EVP stands for Electronic Voice Phenomenon and the definition of it means to have captured unexplained sounds and disembodied voices electronically.
Reports of this phenomenon goes back 100s of years but the most recognised era for EVP is in the 1920’s.
Thomas Edison, the famous American inventor, developed many devices that greatly influenced life around the world, including the phonograph, the motion picture camera, and the long-lasting, practical electric light bulb and he was Dubbed “The Wizard of Menlo Park . He believed that it might be possible to capture disembodied voices with a machine, he wrote: “If our personality survives (after death), then it is strictly logical or scientific to assume that it retains memory, intellect, other faculties, and knowledge that we acquire on this Earth. Therefore … if we can evolve an instrument so delicate as to be affected by our personality as it survives in the next life, such an instrument, when made available, ought to record something.”
Thomas Edison didn’t invent the concept of EVP but it was suggested that through his research he did bring the phenomenon to the attention of others. In October of 1920, an article appeared in American Magazine entitled “Edison Working to Communicate with the Next World” and other similar headlines made it across the globe. He started devising methods to communicate with the dead after his mother passed away. This made Thomas more eager to perfect a method to communicate with her. Thomas stated he wasn’t a believer but did say that he is could provide a method that science would recognise as some kind of proof then he would.
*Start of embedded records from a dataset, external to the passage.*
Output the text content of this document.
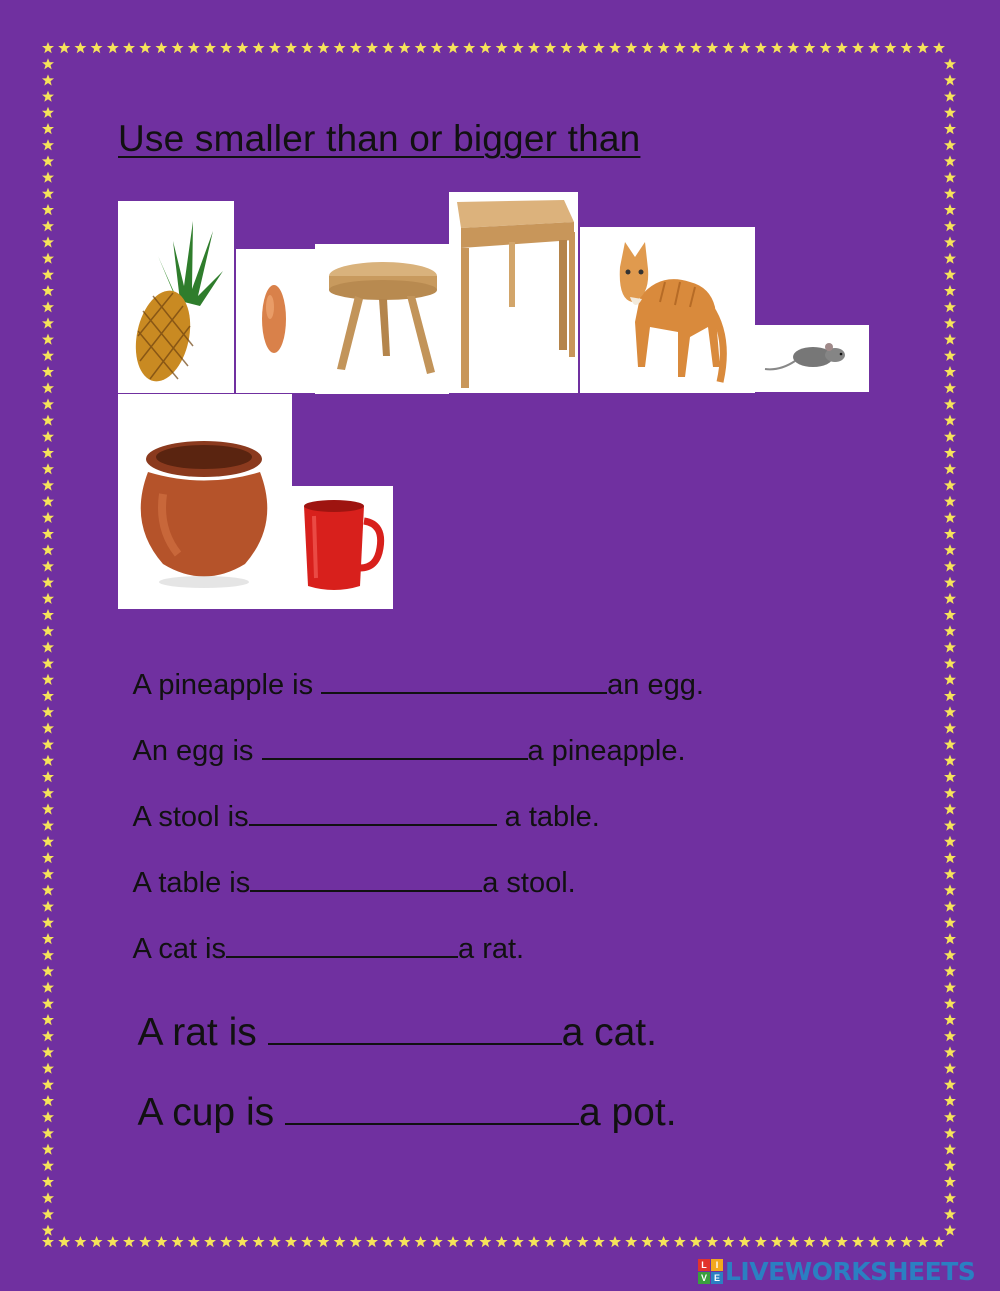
Use smaller than or bigger than

A pineapple is	an egg.

An egg is	a pineapple.

A stool is	a table.

A table is	a stool.

A cat is	a rat.

A rat is	a cat.

A cup is	a pot.

L I
V E LIVEWORKSHEETS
It was said that with the help from his assistant, Dr. Miller Hutchison, he started to physically build a device which matched his theory. While his devised machine was started, it was never actually finished by Mr. Edison due to his death in 1931. This machine which was later named the Thomas Edison Communicator (TEC) and it is believed experiments to use the device through Thomas’s documentation has been made but clearly the results never reached Thomas’s expectation.
After Thomas’s death many claimed that in 1941, Thomas reportedly made contact at a
séance held in New York. Mr. Edison’s spirit reportedly said that the plans for the machine were with three of his assistants. According to the story, the machine was finally built but it did not work. Another story tells of how Mr. Edison made contact at another séance giving a few suggestions for changes to his machine. One of the people supposedly present at this séance was J. Gilbert Wright, the inventor of putty, who later claimed to have made the changes Edison’s machine and then used it to contacted the spirit of Charles Steinmetz, a deceased inventor, who gave Mr. Wright further suggestions for improvements to the machine. Wright reportedly continued to work on the machine until 1959 when he passed away and once again the machine supposedly vanished.
Over the years there has been mass confusion if the device ever existed or not, some believe that Thomas did believe the theory and was constructing such a device while others believe not, one report says that After a few years, Edison admitted that he had made the whole thing up. The Edison National Historic Site take care of over five million pages of documents. None of them mention such an experiment.
Even to this day Mr. Edison’s machine or his notes concerning such have ever been found. Did his machine really exist or was it a mere joke he played upon a reporter in the 1920’s? I think it may be one of them mysteries we will never no!